皇帝沉默下來,眉眼逐漸變得森冷,撫著圈椅的扶手感嘆:“昔日并肩作戰的部下,卻在論功行賞之后離心離德,所以才有歷朝皇帝誅殺功臣的先例,看來都是不得已而為之啊。大梁開國將領共有十二人,余下的十一人都看著韓盎呢,依侍監之見,朕該如何處置?”
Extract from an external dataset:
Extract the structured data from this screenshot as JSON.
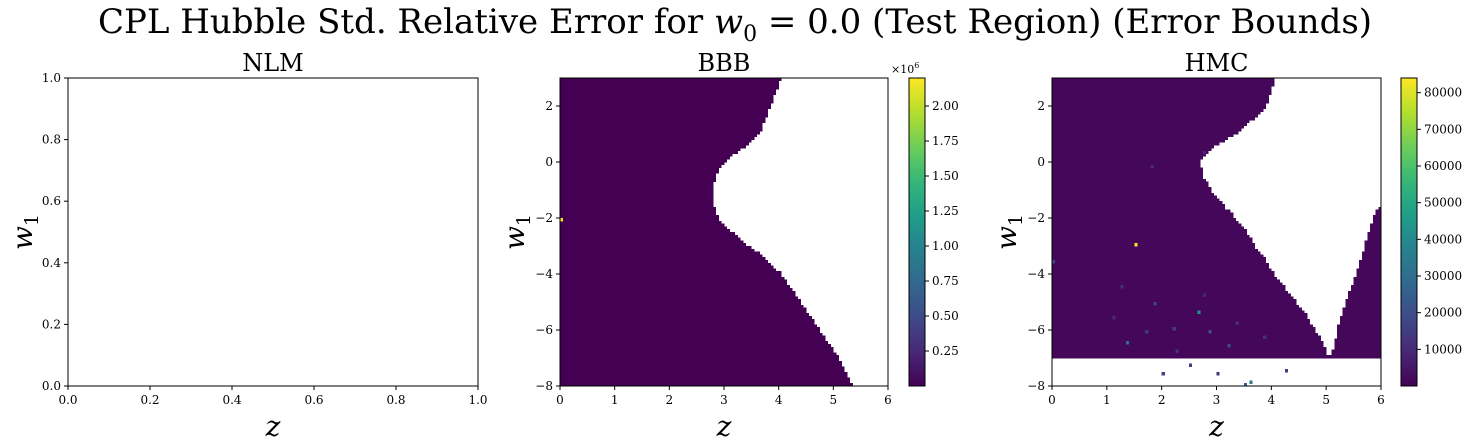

這種國家大事,斷乎不能說錯半句話。盛望能坐上侍監的位置,自然深諳揣摩上意的門道。陛下鐵腕壓制朝堂時,可不像對待私事那么和軟,自己跟隨他半年,看得透帝王鞏固政權的決心,便小心翼翼道:“十二大將雖有汗馬功勞,但陛下御極之后并未虧待他們。韓盎拜大將軍、壽春侯,已是無上的榮耀,他卻不知感恩,日漸驕橫,長此以往,未必沒有不臣之嫌。奴婢以為,立國之道在于治,或者此番正是殺雞儆猴的好時機,大可細細列出韓盎罪狀,交由平章政事承辦。”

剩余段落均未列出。